Hugging Face 的 Transformers 库中的 Trainer 使用的损失函数是什么？

sta*_*kos 11 python nlp artificial-intelligence machine-learning huggingface-transformers

我正在尝试使用Hugging Face 的 Transformers 库中的Trainer 类来微调 BERT 模型。

在他们的文档中，他们提到可以通过重写compute_loss类中的方法来指定自定义损失函数。但是，如果我不进行方法覆盖并使用 Trainer 直接微调 BERT 模型以进行情感分类，那么使用的默认损失函数是什么？它是分类交叉熵吗？谢谢！

Answer 1

den*_*ger 18

这取决于！特别是考虑到您相对模糊的设置描述，不清楚将使用什么损失。但从头开始，我们首先检查一下类compute_loss()中的默认函数Trainer是什么样的。

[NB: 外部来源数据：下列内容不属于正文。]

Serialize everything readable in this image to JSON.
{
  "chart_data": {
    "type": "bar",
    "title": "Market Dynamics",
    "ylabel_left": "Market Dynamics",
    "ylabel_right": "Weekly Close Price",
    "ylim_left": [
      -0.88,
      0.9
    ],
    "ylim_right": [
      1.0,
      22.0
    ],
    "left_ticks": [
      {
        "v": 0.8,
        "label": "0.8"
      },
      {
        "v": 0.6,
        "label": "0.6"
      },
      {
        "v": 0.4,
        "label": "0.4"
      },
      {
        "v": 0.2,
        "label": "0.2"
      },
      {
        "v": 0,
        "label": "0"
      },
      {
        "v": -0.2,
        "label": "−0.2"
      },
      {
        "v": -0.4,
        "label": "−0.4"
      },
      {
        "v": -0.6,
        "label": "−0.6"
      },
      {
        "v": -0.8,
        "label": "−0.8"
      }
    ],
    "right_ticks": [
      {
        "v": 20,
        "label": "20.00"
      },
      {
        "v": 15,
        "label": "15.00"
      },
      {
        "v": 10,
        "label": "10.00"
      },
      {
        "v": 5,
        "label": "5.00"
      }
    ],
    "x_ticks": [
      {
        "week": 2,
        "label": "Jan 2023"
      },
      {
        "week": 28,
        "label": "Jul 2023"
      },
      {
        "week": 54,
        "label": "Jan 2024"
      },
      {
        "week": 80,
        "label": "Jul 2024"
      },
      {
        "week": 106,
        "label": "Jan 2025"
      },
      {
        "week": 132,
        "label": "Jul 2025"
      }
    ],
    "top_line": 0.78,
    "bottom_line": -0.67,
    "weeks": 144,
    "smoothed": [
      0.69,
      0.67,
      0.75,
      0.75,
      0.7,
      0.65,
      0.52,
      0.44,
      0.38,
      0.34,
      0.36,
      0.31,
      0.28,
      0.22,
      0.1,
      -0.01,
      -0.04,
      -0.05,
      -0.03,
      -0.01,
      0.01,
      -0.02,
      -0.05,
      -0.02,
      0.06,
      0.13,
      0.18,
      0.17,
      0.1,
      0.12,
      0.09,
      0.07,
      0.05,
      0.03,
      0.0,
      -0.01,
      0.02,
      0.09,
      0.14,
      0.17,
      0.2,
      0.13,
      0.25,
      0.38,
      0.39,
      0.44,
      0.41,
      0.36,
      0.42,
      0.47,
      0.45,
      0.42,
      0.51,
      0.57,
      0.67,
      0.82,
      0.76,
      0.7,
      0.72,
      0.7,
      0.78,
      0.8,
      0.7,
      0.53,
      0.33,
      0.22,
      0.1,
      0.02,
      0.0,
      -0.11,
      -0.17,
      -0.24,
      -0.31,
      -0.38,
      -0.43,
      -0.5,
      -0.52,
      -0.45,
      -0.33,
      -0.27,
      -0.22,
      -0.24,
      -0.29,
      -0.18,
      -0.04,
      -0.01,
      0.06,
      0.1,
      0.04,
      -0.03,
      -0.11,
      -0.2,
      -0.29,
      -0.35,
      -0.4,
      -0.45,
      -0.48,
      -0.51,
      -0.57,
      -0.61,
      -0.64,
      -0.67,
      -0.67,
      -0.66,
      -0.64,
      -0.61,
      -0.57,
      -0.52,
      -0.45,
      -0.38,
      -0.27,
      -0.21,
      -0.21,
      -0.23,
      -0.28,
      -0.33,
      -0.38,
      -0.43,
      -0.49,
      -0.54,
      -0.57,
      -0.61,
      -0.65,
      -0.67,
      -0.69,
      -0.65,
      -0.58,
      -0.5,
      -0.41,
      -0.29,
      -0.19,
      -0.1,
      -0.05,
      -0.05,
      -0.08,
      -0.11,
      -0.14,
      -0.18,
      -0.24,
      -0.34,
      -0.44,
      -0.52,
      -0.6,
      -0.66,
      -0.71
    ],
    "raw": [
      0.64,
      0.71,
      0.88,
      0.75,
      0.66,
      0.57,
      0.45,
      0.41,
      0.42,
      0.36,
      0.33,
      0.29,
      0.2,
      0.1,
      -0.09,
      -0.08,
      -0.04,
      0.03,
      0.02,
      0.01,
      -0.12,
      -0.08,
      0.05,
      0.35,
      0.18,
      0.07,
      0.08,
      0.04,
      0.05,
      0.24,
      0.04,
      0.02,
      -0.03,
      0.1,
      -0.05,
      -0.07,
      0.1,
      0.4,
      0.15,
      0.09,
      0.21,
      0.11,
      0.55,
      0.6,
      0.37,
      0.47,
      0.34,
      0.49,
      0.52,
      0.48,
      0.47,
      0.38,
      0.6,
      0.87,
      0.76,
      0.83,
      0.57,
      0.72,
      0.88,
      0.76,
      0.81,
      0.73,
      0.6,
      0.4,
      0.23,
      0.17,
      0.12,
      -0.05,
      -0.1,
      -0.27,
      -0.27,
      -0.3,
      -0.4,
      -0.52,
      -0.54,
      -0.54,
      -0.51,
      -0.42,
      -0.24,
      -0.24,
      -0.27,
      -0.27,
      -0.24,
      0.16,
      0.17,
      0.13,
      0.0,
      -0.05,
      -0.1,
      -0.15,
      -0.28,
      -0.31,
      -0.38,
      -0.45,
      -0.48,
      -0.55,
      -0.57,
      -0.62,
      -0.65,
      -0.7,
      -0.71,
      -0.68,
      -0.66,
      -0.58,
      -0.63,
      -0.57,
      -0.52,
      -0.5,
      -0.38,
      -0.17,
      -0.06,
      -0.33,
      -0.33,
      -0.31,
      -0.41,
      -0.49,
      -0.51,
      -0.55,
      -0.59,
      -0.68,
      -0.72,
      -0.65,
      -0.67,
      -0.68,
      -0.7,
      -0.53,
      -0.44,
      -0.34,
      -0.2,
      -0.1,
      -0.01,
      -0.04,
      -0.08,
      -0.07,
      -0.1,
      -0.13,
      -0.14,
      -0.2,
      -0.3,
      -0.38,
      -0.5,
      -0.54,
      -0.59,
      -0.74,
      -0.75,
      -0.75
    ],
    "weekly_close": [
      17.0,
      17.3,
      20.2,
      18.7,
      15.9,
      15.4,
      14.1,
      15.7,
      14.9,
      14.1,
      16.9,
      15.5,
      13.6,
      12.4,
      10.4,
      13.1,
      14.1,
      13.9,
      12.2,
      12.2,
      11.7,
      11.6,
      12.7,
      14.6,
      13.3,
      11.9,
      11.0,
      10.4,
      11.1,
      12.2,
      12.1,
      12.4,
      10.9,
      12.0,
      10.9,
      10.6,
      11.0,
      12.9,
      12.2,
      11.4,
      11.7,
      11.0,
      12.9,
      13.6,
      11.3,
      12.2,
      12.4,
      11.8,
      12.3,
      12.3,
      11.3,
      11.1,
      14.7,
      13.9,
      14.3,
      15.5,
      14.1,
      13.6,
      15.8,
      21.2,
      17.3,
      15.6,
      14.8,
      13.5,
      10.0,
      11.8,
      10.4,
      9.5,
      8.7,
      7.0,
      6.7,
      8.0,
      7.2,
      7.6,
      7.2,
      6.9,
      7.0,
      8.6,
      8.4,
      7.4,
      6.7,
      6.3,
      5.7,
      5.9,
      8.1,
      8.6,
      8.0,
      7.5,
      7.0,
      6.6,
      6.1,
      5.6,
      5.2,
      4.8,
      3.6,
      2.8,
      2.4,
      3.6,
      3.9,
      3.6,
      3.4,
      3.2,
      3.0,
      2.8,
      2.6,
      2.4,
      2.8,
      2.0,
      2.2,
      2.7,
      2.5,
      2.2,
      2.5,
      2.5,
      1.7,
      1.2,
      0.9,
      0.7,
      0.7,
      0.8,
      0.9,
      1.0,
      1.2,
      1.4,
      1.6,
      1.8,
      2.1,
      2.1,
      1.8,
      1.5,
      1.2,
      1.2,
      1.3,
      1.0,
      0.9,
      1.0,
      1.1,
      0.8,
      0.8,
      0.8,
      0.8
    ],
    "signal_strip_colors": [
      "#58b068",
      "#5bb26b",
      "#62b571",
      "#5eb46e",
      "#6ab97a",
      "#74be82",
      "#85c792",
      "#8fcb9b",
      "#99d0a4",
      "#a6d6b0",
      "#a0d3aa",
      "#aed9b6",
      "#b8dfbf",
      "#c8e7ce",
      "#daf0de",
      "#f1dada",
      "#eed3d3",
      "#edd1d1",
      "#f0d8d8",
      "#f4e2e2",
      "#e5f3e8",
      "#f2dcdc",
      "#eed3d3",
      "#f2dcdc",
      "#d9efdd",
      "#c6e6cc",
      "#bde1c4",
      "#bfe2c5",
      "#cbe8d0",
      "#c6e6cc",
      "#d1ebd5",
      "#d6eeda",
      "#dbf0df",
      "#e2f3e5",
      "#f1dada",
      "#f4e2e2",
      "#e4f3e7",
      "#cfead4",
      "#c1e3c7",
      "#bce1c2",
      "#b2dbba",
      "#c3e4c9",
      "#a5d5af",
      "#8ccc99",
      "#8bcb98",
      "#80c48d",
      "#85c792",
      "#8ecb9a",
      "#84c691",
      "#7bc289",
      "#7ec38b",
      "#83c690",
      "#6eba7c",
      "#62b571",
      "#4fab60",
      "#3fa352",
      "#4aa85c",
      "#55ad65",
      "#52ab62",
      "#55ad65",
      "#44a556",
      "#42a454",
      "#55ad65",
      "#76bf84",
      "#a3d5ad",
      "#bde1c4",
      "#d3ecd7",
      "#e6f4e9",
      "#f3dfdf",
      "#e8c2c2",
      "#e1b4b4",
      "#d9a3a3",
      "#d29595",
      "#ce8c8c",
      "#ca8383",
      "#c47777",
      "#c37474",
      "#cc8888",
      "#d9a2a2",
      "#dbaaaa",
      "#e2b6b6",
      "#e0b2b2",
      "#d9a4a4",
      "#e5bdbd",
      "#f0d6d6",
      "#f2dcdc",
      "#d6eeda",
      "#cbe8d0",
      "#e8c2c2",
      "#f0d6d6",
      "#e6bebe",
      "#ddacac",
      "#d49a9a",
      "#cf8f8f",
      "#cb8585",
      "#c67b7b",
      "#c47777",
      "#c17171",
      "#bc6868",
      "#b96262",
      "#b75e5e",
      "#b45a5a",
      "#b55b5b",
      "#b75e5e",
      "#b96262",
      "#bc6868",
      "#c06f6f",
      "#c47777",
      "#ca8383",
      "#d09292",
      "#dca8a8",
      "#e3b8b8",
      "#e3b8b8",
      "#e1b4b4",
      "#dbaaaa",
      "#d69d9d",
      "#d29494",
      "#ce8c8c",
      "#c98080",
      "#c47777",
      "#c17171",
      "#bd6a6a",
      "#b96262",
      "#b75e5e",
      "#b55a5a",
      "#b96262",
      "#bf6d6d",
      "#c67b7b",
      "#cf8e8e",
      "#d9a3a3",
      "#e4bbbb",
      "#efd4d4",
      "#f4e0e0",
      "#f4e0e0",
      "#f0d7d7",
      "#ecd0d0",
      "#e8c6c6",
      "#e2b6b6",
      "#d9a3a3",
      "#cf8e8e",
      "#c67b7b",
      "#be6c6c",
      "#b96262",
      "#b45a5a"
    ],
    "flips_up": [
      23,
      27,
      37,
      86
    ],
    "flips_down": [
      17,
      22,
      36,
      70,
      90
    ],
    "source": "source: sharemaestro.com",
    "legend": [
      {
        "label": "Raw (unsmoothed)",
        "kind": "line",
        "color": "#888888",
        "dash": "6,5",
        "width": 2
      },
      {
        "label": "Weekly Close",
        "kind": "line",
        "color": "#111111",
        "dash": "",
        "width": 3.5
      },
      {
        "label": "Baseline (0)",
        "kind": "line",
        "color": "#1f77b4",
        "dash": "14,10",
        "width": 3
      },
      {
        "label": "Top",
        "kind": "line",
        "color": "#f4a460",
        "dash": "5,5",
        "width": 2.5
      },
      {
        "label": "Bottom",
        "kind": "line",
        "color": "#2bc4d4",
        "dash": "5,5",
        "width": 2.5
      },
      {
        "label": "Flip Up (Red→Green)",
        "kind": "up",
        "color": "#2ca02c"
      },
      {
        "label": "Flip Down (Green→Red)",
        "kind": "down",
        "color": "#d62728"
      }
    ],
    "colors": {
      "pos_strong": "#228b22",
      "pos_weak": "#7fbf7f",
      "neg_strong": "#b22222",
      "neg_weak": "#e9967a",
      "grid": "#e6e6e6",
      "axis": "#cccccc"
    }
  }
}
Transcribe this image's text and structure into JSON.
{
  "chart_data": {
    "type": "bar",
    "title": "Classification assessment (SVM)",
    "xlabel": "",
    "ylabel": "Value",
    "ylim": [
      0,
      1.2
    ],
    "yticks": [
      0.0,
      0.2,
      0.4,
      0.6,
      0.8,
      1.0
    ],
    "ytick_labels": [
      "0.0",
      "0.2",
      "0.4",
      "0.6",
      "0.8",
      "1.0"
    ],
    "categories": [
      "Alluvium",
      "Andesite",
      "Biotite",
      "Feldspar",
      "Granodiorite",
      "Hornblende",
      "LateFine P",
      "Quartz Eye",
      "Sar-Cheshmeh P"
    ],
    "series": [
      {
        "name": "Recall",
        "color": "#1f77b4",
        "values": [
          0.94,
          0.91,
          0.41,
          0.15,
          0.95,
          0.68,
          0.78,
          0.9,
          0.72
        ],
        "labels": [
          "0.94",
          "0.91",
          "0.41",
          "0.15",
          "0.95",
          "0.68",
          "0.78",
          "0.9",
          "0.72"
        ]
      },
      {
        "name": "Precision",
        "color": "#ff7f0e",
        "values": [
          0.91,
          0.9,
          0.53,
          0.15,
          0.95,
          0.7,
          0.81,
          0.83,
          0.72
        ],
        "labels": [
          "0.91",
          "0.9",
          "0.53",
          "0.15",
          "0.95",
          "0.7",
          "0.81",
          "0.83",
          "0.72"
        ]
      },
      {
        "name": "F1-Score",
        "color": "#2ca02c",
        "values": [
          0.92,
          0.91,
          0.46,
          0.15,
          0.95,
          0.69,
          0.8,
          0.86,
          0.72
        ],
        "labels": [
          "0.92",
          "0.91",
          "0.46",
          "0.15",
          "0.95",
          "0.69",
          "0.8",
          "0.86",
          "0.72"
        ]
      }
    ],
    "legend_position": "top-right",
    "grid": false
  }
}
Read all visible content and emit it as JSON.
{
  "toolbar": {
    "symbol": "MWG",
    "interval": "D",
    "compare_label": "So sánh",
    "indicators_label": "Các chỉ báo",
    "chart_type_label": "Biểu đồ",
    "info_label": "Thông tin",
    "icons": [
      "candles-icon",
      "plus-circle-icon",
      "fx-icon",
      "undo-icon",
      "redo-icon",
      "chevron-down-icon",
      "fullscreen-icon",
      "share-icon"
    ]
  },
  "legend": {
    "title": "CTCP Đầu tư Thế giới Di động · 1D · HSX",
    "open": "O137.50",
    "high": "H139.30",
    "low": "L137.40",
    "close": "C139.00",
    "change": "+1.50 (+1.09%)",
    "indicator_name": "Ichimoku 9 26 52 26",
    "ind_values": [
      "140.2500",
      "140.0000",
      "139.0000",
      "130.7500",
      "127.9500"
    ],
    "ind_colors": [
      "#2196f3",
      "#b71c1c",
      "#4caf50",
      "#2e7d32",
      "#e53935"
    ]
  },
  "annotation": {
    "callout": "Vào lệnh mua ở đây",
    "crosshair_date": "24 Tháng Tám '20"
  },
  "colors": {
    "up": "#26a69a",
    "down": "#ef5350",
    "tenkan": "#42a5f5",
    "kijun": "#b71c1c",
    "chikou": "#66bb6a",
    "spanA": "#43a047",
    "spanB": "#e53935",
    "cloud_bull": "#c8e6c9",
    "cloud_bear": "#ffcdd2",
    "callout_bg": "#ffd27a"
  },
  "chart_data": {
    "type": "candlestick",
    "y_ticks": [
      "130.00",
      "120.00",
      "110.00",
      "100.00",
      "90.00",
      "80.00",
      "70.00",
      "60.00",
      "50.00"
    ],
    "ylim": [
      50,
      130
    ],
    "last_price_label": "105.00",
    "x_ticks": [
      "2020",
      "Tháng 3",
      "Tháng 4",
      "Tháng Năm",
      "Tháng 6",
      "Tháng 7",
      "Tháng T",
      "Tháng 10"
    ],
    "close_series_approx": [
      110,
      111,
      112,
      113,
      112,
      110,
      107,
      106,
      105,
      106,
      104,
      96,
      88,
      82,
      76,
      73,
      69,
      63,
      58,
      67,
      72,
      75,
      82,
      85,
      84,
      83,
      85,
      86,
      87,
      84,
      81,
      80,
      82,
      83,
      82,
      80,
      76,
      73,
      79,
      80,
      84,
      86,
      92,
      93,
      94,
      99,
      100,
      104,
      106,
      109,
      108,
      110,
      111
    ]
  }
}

如果您想亲自查看，可以在这里找到相应的功能（撰写本文时的当前版本是 4.17）。使用默认参数返回的实际损失取自模型的输出值：

loss = outputs["loss"] if isinstance(outputs, dict) else outputs[0]

这意味着模型本身（默认情况下）负责计算某种损失并将其返回到outputs.

接下来，我们可以研究 BERT 的实际模型定义（来源：此处，特别是查看将在情感分析任务中使用的模型（我假设模型BertForSequenceClassification为.

与定义损失函数相关的代码如下所示：

if labels is not None:
    if self.config.problem_type is None:
        if self.num_labels == 1:
            self.config.problem_type = "regression"
        elif self.num_labels > 1 and (labels.dtype == torch.long or labels.dtype == torch.int):
            self.config.problem_type = "single_label_classification"
        else:
            self.config.problem_type = "multi_label_classification"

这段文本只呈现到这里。